Она, впрочем, не думала сопротивляться мне серьезно и скоро уступила моим усилиям, в изнеможении упавши на диван и разразившись громкими рыданиями.
Я начал разбирать бумаги. Это были три длинных письма Оверина, обращенных, как видно было из первых строк, к Наталье Петровне,— так звали горничную Лизы, от имени которой, вероятно, и писала ему сестра.
— Отдай их ему…— с усилием проговорила Лиза среди рыданий, которые душили ее и коверкали ее лице в безобразные гримасы.— Он надо мной смеется! Пусть! Смейтесь надо мной! Я не боюсь!
Рыдания ее становились громче и громче. Я подошел к ней и взял ее за руки.
— Лиза, голубушка, полно — успокойся! никто не будет смеяться,— ласково сказал я.
Сестра прижалась к моей груди своим заплаканным лицом.
— Тебе он все рассказал? смеялся? — прошептала она..
— Он мне ничего не говорил и никогда никому не скажет. Я сам все слышал…
— Никому не говори,— опять прошептала сестра, прижимаясь ко мне, как будто просила защиты.
— Никому не скажу.
— И отдай мне письма,— нерешительно прибавила Лиза.
Она успокоилась и села на диван.
Уж много раз сравнивали улыбку на плачущем лице хорошенькой женщины с солнцем, весело освещающим землю, только что омытую дождем. Глядя на улыбающуюся Лизу, по щекам которой еще блестели полоски слез, я был совсем обезоружен и целиком забыл назидательную речь, приготовленную мной для изобличения всего неприличия ее поступков с Овериным.
— Нашла же ты предмет для ухаживания,— смеясь сказал я,— вот скорее этот (я разумел бюст Крылова, стоявший на камине) слезет отсюда и будет объясняться в любви, чем Оверин.
— Я люблю его,— в порыве откровенности решительно объявила Лиза.
— С чего ты начала писать ему? Черт знает, дичь какая!

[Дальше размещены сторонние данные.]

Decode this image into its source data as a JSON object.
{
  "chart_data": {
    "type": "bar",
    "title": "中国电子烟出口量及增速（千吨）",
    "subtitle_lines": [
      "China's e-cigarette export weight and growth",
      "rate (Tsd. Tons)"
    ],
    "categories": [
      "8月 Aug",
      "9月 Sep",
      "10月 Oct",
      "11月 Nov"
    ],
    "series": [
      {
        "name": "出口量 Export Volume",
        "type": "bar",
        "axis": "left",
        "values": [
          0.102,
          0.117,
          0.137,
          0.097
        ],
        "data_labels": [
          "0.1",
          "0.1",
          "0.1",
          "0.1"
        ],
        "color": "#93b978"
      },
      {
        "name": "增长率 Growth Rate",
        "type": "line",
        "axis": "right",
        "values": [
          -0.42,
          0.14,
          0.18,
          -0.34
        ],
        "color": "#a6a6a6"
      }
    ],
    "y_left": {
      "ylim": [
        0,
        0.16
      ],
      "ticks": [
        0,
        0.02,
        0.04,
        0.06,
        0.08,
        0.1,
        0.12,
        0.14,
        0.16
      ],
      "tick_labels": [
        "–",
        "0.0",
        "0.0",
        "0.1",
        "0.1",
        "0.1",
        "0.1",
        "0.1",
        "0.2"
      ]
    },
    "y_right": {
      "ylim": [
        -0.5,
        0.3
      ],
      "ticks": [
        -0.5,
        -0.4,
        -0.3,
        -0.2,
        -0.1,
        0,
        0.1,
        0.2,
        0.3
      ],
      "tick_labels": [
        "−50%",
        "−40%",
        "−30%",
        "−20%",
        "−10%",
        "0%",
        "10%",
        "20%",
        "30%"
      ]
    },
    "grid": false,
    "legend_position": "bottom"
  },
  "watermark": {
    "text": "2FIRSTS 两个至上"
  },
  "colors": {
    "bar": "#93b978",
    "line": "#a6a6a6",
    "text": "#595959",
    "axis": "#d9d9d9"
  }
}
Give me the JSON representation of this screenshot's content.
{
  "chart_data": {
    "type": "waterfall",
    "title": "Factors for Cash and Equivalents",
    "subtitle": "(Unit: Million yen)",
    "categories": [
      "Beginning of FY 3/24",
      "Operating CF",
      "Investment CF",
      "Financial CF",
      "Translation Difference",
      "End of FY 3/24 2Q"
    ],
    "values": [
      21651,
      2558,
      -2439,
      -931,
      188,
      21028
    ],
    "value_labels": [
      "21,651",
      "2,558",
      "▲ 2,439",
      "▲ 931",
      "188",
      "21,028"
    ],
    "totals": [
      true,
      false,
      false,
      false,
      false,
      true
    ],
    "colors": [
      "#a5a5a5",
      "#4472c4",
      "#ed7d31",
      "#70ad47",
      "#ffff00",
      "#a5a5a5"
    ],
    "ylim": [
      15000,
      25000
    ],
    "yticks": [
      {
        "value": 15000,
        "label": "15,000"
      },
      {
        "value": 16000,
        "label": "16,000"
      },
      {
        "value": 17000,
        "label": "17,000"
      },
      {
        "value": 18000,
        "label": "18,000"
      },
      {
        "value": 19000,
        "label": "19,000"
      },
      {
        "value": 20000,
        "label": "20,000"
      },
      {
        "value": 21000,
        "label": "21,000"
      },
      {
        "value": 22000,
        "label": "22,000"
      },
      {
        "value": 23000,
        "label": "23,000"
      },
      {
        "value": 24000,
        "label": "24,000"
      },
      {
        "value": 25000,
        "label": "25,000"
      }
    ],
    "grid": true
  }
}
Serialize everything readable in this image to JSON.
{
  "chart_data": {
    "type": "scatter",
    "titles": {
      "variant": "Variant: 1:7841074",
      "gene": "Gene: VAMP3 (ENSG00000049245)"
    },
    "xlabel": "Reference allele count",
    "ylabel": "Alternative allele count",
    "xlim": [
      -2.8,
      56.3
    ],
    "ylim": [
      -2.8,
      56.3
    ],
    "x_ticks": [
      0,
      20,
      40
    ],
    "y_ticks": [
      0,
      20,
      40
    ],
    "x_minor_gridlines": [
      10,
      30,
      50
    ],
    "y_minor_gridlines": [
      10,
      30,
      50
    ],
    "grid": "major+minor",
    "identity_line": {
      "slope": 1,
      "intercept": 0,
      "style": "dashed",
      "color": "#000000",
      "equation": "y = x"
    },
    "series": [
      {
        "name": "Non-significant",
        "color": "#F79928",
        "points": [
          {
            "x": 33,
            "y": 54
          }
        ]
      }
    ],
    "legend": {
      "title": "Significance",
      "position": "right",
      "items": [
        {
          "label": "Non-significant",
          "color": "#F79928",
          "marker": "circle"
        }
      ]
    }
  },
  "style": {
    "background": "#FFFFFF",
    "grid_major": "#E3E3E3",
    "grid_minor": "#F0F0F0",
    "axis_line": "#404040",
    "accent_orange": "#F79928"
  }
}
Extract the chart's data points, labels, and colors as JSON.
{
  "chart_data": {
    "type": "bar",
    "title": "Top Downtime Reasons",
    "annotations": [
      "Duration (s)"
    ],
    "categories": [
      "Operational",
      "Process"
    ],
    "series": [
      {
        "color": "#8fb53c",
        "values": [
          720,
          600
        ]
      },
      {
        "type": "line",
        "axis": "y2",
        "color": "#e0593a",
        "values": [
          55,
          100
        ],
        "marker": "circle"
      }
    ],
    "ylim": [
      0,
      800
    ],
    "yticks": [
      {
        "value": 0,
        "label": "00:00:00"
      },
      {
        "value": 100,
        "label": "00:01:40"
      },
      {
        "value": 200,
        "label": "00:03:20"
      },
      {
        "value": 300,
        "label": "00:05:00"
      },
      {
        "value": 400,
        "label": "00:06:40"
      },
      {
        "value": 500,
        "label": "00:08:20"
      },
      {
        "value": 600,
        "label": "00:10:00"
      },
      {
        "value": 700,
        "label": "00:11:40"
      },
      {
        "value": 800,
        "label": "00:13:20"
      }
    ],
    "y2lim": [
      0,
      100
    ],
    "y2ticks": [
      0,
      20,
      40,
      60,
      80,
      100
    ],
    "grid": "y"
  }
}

— Так… Он отвечал мне, я думала, что и он меня любит, а он говорит, что вообще всех любит… Я не знаю, что это за чудак! Впрочем, он сказал, что я хорошенькая, и звал к себе пить чай с паюсной икрой. Я ему назначаю свидание на валу, а он мне говорит: лучше ко мне придите — у меня есть паюсная икра, и мы будем пить чай с икрой… Ничего не понимает. Паюсная икра, говорит, очень питательна и с сладким чаем очень вкусна!
Лиза начала смеяться. Я разбирал оверинские письма. Каждая красная строка начиналась так: ‘Вы спрашиваете, как я смотрю на назначение женщины. Женщина прежде всего — человек, допустим даже, что человек слабосильный и слабоумный’ и проч., или: ‘Вы спрашиваете, как я смотрю на брак. Я не думал еще об этом и не могу сообщить своего решительного мнения, впрочем, судя по тому, что некоторые животные, напр. аисты, по-видимому, признают брак…’ и проч. и проч. Последнее письмо оканчивалось очень деликатным приглашением прекратить переписку: ‘Мне совсем некогда теперь обдумывать ответы на ваши вопросы. Вы читайте книги, сами дойдете как-нибудь до всего’. Тон писем везде был таков, как будто они были писаны не к незнакомой женщине, а к хорошему приятелю. Оверин, очевидно, нисколько не удивлялся, что какая-то Наталья Петровна интересуется его воззрениями на брак, на положение женщин и другие предметы, вызывающие на размышление.
— Во всяком случае ты, пожалуйста, оставь Оверина в покое,— сказал я, свертывая письма и возвращая их сестре.— Из этого ничего не выйдет, кроме того, что над тобой будут потешаться, как над Малининым.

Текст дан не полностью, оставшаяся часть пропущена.